Cuando se rastrea el origen del video clip, se pueden encontrar con varias sorpresas. De niño vi el largometraje de animación Fantasía, de Walt Disney, y luego supe, muchos años después, que la combinación de imagen y sonido había sido decisiva en mi apreciación de la llamada música clásica. Desde entonces la Tocata y fuga en re menor, de Bach, y El aprendiz de brujo, de Dukas, quedaron en mi memoria.
El investigador mexicano Julián Woodside recuerda cómo la primera película comercial con sonido 100% sincrónico fue, hasta cierto punto, detonante también del cine musical y refiere particularmente el caso Santa, de 1931, inspirada en la canción homónima de Agustín Lara. “Es durante esa década –apunta- que se dio pie a una fuerte tradición de musicales iniciada por Allá en el Rancho Grande (1936)”.
En Cuba, Santiago Álvarez se adelantó a la estética del video clip en 1965 al estrenar Now, en el cual la canción homónima interpretada por Lena Horne cobraba una nueva vida en imágenes para potenciar la denuncia contra la guerra y la discriminación racial en Estados Unidos.
Pero si hablamos del video clip como una línea de producción establecida con propósitos determinados, tendremos que situarnos en los años 80, cuando la industria del espectáculo comenzó a masificarlos mediante canales especializados y la industria discográfica encontró en este tipo de realización audiovisual una vía para la promoción comercial. Es decir, fue la entronización del video clip como herramienta para vender piezas musicales y artistas, en el contexto del mercado. En otras palabras, hacer entrar la música por los ojos.
No creo, sin embargo, en lo que el compositor francés Michel Chion dice de este tipo de producto, al reducirlo a “algo visual colocado sobre una canción”. El video clip es mucho más, aunque también puede ser mucho menos. El signo de más se observa cuando hay una intención artística autónoma, un interés por trascender la mera ilustración y una voluntad auténticamente creativa.

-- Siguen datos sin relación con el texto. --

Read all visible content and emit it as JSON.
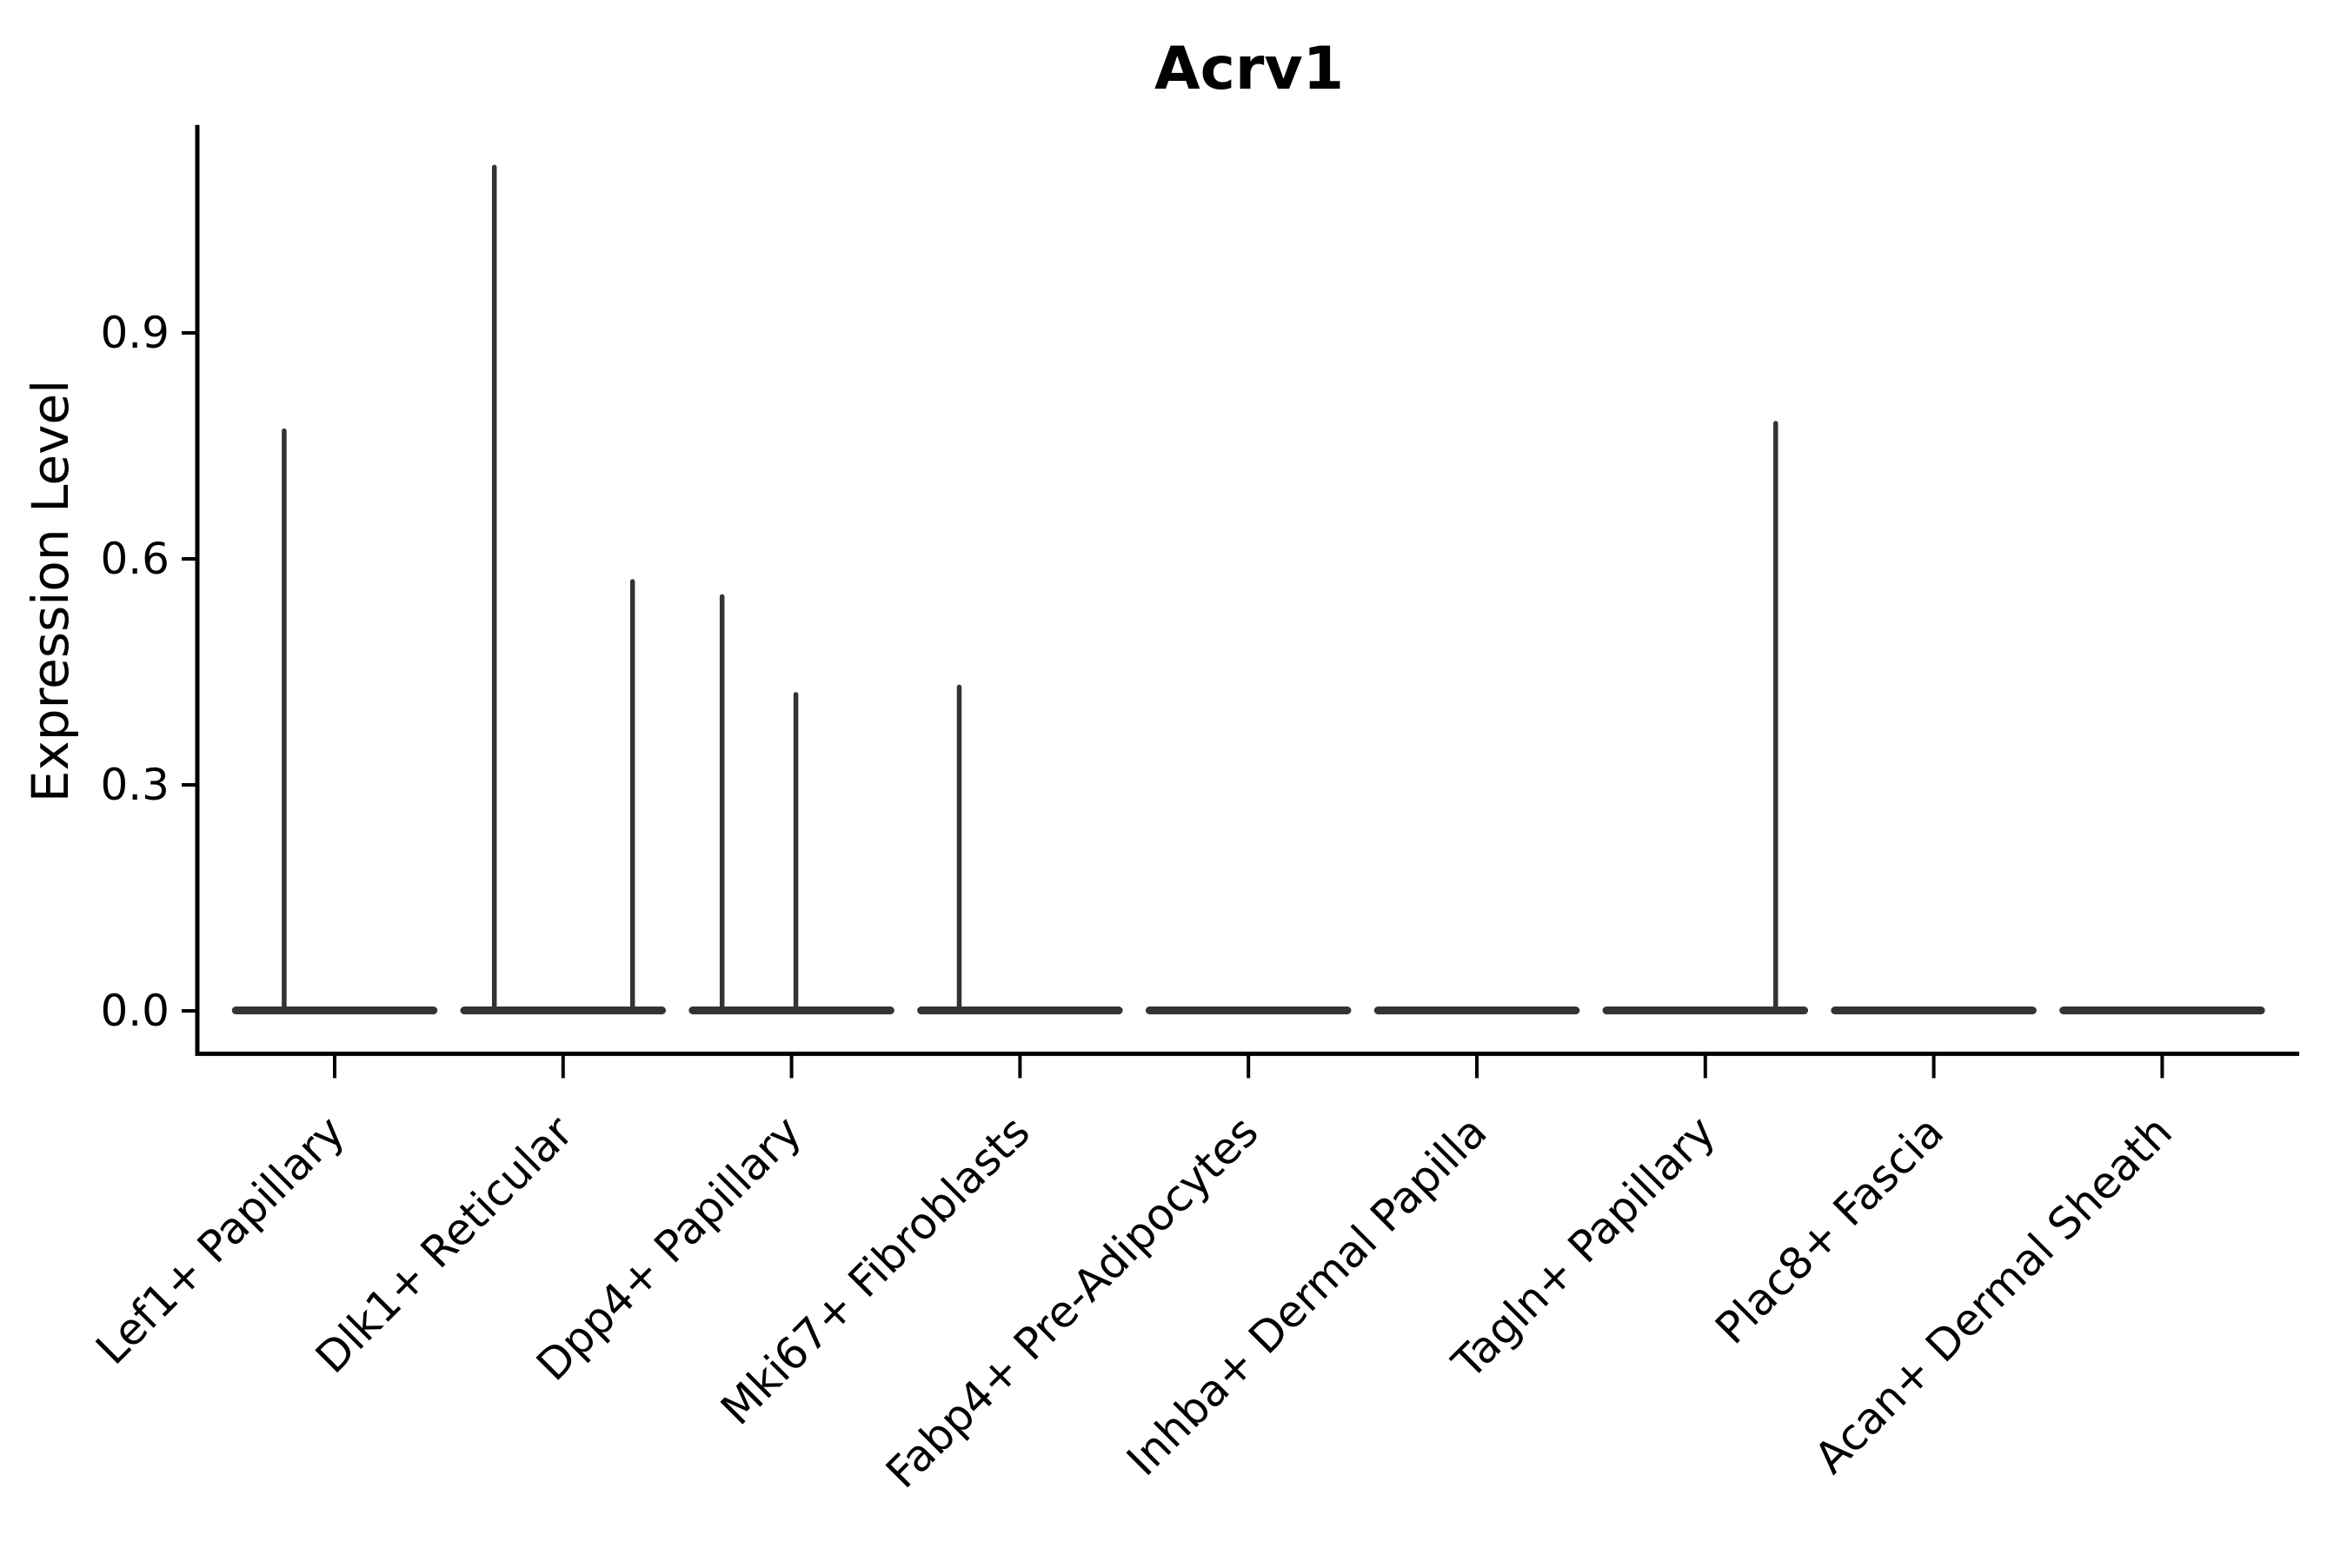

Lo mejor del video clip en tierras latinas responde a esa vocación. Inscribo en esa categoría decenas de realizaciones que no apuestan a un despliegue excesivo de efectos especiales ni a sofisticaciones insustanciales, sino a reflejar de manera orgánica la música en imágenes. Varios son los realizadores de mérito con que contamos, como también músicos que exigen para sus producciones audiovisuales mucho más que un simple trámite promocional.
Pero por otro lado hay una zona que no debemos desconocer. Qué me dicen de esos video clipes falsamente tropicales, ridículamente folclorizantes. O esos otros plagados de lugares comunes romanticoides. O aquellos que abaratan el erotismo.
Tampoco olvidemos una flagrante paradoja. Hay cantantes y canciones mediocres que corren la suerte de contar al menos con una producción audiovisual decorosa, y hay músicas de cierta altura que se despeñan por el abismo de la mediocridad de la puesta en imágenes.
En todo caso me atrevería sugerir que al video clip latino le faltan teoría y debate. Y una crítica que contribuya a separar la paja del grano. Termino evocando unas palabras dichas por el ensayista cubano Rufo Caballero, el recordado crítico de arte y pionero en el análisis de ese tipo de realización audiovisual: “El clip aporta una paleta enorme de imágenes aventuradas. Lleva a la pantalla la identidad más profunda, con honestidad crítica y sentido de pertenencia, como lo han conseguido tal vez unos pocos dramatizados, y zonas muy puntuales del área informativa. En ese universo existe una pluralidad estética total, apabullante, para el bien de la cultura latina. La crítica cultural puede contribuir al mejor entendimiento del fenómeno clip”.